As shown in the graph below, out of the 800 polls and 15 elections that we analyzed, the only substantial bias (more than 1 point) implicated….the FN. The sign of a wide conspiracy? Not really, since the errors favor the FN: on average, pollsters overestimate the far right by 2 points. In other words, the FN is the only party for which pollsters show a substantial bias – and this is an overestimating bias, which goes against the shy voters theory – something we had already pointed out.
Weighted average bias of all pollsters, by party
The bias is the difference between the poll and the election result. A positive bias indicates an overvaluation of a given party; a negative bias indicates a party that has been undervalued. The weighting is calculated in a way that the 5 most recent elections hold the most weight.
But I have kept something from you: these averages give most of the weight to the last 5 elections in our database. When we compare them to a simple average (that gives equal weight to all elections, regardless of their date) we notice the overestimation of the FN appeared just recently – ironically, around the same time as the “shy voter” theory.
Weighted average bias towards the far right of each polling institute
The bias is defined by the difference between the poll and the election result. A positive bias indicates an overvaluation of a given party; a negative bias indicates an undervaluation of the party. Elabe and Odoxa have only participated in 3 elections.

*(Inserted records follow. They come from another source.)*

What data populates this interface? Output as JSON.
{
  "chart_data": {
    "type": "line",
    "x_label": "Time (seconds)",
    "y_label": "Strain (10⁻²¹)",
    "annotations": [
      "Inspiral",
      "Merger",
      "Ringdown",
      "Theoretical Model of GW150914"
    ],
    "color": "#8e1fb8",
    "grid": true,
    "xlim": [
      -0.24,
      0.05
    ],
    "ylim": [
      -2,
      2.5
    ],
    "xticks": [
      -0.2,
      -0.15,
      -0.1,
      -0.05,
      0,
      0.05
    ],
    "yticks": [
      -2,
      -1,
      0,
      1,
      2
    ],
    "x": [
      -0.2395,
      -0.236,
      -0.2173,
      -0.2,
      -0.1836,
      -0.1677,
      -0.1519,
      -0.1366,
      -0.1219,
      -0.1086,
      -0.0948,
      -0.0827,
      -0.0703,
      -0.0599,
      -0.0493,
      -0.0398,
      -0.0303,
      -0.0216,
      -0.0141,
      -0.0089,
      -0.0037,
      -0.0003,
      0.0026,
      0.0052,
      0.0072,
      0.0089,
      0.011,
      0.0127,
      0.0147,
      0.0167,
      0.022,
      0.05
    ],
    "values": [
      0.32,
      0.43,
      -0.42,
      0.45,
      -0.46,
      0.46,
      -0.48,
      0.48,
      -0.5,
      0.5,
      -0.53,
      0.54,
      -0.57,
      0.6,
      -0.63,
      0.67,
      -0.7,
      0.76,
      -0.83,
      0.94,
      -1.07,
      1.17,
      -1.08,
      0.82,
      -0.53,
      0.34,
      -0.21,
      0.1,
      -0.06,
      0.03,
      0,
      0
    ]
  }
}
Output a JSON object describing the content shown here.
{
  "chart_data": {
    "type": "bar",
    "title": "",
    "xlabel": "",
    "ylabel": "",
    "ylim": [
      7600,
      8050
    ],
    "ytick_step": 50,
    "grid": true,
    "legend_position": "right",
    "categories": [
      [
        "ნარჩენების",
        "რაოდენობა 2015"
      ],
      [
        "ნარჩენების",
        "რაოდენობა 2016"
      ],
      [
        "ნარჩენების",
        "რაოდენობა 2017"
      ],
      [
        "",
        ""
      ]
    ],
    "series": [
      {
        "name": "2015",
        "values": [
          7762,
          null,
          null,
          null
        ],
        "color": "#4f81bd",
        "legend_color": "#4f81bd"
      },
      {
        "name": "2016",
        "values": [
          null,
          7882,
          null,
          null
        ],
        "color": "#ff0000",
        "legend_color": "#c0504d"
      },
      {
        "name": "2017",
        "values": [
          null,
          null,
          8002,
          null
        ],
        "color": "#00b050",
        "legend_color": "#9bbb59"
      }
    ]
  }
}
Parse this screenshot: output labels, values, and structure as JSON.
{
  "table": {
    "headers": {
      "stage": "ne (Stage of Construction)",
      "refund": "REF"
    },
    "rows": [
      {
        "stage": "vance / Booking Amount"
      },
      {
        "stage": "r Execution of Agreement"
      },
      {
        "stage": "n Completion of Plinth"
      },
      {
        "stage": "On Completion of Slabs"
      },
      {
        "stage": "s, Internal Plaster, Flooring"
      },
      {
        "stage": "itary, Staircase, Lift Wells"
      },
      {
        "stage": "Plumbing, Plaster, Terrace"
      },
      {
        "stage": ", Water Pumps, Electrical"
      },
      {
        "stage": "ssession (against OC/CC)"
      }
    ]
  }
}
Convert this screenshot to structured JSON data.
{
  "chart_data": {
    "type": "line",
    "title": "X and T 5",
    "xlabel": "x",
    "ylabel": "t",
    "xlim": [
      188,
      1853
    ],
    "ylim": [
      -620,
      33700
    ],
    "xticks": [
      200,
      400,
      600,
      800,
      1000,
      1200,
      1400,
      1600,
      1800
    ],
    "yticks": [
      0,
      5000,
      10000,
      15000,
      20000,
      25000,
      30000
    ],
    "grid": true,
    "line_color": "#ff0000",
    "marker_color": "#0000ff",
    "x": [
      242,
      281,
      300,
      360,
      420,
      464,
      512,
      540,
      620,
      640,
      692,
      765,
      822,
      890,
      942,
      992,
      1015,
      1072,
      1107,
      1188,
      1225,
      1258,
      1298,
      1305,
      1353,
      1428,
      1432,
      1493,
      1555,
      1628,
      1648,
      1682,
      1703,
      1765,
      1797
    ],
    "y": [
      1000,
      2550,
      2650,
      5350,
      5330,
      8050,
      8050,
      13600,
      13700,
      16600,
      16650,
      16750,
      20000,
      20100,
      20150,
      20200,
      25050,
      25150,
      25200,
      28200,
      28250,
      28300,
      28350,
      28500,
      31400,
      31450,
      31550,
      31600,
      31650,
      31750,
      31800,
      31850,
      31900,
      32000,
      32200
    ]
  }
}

Conclusion: in the last 5 elections, all pollsters overestimated the far right – and more so than usual. From now on when you meet a believer of “shy voting”, there is a great chance that she arrived at this conclusion either because she did not look at the data (in which case I would be grateful if you told her about us), or because she chose to ignore it. In a partisan debate it is almost required. To understand what polls have to say it is a real hurdle.